Penyegelan dilakukan Satpol PP Kota Bandung setelah hasil penyidikan mengaitkan keberadaan videotron dengan kasus penebangan 10 pohon tanpa izin yang terjadi di lokasi tersebut.
Kepala Satpol PP Kota Bandung, Bambang Sukardi, mengatakan videotron tersebut belum memiliki Izin Penyelenggaraan Reklame (IPR), sehingga tidak dapat dioperasikan.
Ia menegaskan penyegelan bukan hanya berkaitan dengan persoalan administrasi perizinan, tetapi juga menjadi bagian dari tindak lanjut penegakan hukum atas dugaan pelanggaran lingkungan.
Dalam penyelidikan, diketahui penebangan pohon diduga dilakukan karena pepohonan dianggap menghalangi visibilitas videotron. Meski demikian, aparat masih terus mendalami pengakuan tersebut untuk memastikan seluruh pihak yang terlibat.
Berdasarkan Peraturan Daerah Kota Bandung Nomor 3 Tahun 2026, setiap pohon yang ditebang tanpa izin harus diganti dengan 10 pohon baru dan dikenai denda administratif Rp10 juta per pohon.
Atas pelanggaran terhadap 10 pohon, pihak yang bertanggung jawab diwajibkan menanam 100 pohon pengganti serta membayar denda Rp100 juta. Satpol PP memastikan kedua kewajiban itu telah dipenuhi.
Penyegelan dilakukan bersama DLHK, DPKP, serta Pengawas Lingkungan Hidup dari Kementerian Lingkungan Hidup. Pemerintah juga telah menyiapkan lokasi penanaman pohon pengganti dan akan melakukan penataan trotoar bersama DSDABM.
Sementara itu, kegiatan usaha Padel Club Six Nine tetap berjalan normal karena seluruh izin bangunan dan operasional telah dinyatakan lengkap oleh instansi teknis.
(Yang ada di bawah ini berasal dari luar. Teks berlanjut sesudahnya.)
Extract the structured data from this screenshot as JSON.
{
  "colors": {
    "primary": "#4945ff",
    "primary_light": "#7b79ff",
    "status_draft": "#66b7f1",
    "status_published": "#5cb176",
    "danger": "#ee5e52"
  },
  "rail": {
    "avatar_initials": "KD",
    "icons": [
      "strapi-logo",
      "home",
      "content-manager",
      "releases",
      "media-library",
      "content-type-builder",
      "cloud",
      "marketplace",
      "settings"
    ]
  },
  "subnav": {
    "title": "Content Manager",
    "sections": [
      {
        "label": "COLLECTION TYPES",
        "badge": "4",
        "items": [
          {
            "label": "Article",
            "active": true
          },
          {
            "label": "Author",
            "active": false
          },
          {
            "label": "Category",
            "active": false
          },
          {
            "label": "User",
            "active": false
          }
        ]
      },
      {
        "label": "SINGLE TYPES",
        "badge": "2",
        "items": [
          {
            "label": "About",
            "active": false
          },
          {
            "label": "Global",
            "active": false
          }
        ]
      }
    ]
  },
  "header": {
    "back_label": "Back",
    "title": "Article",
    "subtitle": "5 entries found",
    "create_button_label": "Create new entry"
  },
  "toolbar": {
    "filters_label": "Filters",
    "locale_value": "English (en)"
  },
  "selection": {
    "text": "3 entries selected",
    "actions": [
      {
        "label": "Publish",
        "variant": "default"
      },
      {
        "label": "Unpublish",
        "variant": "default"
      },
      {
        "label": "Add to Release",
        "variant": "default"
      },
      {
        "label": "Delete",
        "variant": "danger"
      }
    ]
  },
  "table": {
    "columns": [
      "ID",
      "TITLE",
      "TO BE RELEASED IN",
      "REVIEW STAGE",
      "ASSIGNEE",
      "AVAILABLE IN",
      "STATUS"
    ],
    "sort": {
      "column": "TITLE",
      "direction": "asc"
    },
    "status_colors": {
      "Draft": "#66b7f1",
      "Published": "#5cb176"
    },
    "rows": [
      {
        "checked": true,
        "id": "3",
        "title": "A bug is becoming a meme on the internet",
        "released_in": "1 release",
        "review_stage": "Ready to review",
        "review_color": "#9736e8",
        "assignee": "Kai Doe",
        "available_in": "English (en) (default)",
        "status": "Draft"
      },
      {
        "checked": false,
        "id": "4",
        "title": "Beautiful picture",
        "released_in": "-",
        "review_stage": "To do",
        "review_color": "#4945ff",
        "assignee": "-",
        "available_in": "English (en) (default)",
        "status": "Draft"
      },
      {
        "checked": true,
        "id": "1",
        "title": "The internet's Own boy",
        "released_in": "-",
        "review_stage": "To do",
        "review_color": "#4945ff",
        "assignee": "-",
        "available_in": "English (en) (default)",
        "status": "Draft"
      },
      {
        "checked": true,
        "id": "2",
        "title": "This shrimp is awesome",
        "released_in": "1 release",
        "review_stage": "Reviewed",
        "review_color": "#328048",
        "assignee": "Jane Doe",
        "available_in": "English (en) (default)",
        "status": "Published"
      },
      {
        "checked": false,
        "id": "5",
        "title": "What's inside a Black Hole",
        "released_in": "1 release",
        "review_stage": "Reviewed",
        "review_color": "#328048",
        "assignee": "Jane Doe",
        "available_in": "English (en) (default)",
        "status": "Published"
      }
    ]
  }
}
Satpol PP menegaskan videotron akan tetap disegel sampai seluruh persyaratan perizinan dipenuhi. Pemerintah Kota Bandung juga memastikan proses hukum terkait penebangan pohon tanpa izin terus berjalan sebagai bentuk komitmen menjaga lingkungan dan menegakkan peraturan daerah.